Two stories in Tuesday's Journal-World seem to indicate such a scenario is a possibility.
A proposal endorsed by a legislative study committee Monday would rewrite state liquor laws to permit communities of more than 5,000 people to allow liquor stores to be open on Sunday and allow grocery and convenience stores to sell beer on Sunday. Some communities, however, already are allowing Sunday liquor sales, based on a Wyandotte County district judge's ruling last year. The ruling said that because the state's Liquor Control Act isn't uniform, cities and counties could exempt themselves from some of its provisions.
Lawrence took advantage of that ruling, but after about three months of being open on Sunday, many local liquor store owners aren't seeing benefits. Those interviewed for a story on Tuesday's J-W business page indicated that being open on Sunday hadn't been a boon to their overall sales volume. It may be convenient for customers, but they don't seem to be buying more. So the expense of keeping the store open another day each week may not be paying off.

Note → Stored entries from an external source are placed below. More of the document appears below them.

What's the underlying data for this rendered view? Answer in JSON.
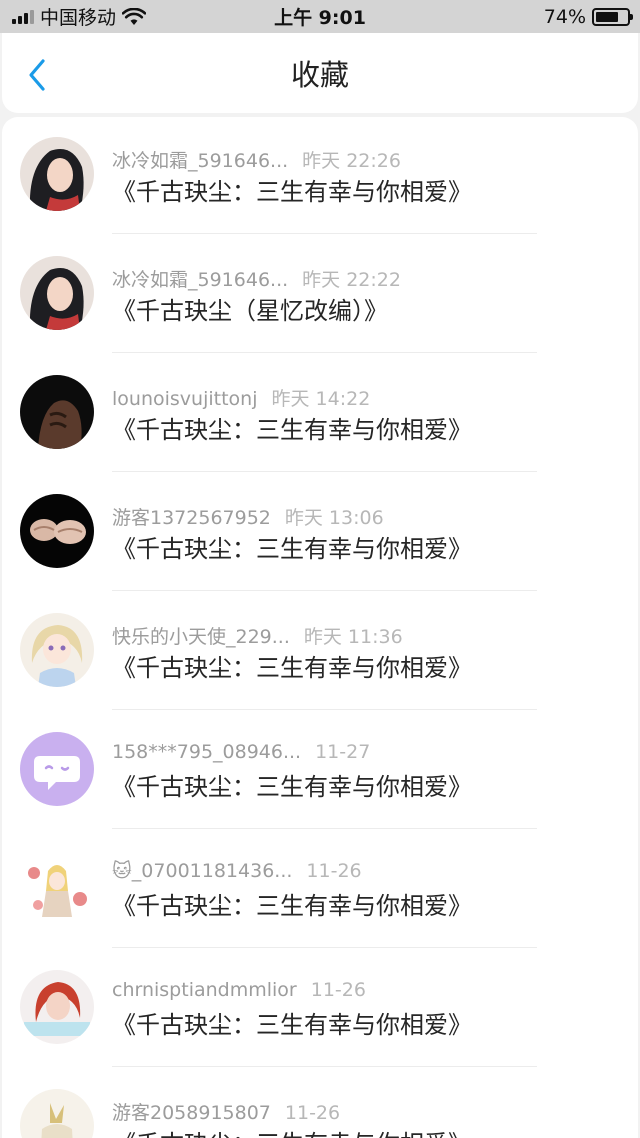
{
  "status_bar": {
    "carrier": "中国移动",
    "time": "上午 9:01",
    "battery_text": "74%",
    "battery_level": 0.74
  },
  "header": {
    "title": "收藏",
    "back_icon": "chevron-left-icon"
  },
  "colors": {
    "accent": "#1a9be8",
    "meta_text": "#9c9c9c",
    "time_text": "#b7b7b7"
  },
  "favorites": [
    {
      "user": "冰冷如霜_591646...",
      "time": "昨天 22:26",
      "title": "《千古玦尘：三生有幸与你相爱》"
    },
    {
      "user": "冰冷如霜_591646...",
      "time": "昨天 22:22",
      "title": "《千古玦尘（星忆改编）》"
    },
    {
      "user": "lounoisvujittonj",
      "time": "昨天 14:22",
      "title": "《千古玦尘：三生有幸与你相爱》"
    },
    {
      "user": "游客1372567952",
      "time": "昨天 13:06",
      "title": "《千古玦尘：三生有幸与你相爱》"
    },
    {
      "user": "快乐的小天使_229...",
      "time": "昨天 11:36",
      "title": "《千古玦尘：三生有幸与你相爱》"
    },
    {
      "user": "158***795_08946...",
      "time": "11-27",
      "title": "《千古玦尘：三生有幸与你相爱》"
    },
    {
      "user": "🐱_07001181436...",
      "time": "11-26",
      "title": "《千古玦尘：三生有幸与你相爱》"
    },
    {
      "user": "chrnisptiandmmlior",
      "time": "11-26",
      "title": "《千古玦尘：三生有幸与你相爱》"
    },
    {
      "user": "游客2058915807",
      "time": "11-26",
      "title": "《千古玦尘：三生有幸与你相爱》"
    }
  ]
}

The stores seeing the greatest benefit from Sunday sales probably are those located near state lines. Because Missouri allows liquor sales on Sunday, many stores on the Kansas side of the state line believed they were losing a lot of business on Sunday.
Interestingly, if the Legislature approves changes in the state's Liquor Control Act, communities, like Lawrence, that already have approved Sunday sales would have to go through that process again to make it official. After having a few months to try it out, will local liquor store owners be as eager for approval of Sunday sales as they were the first time around?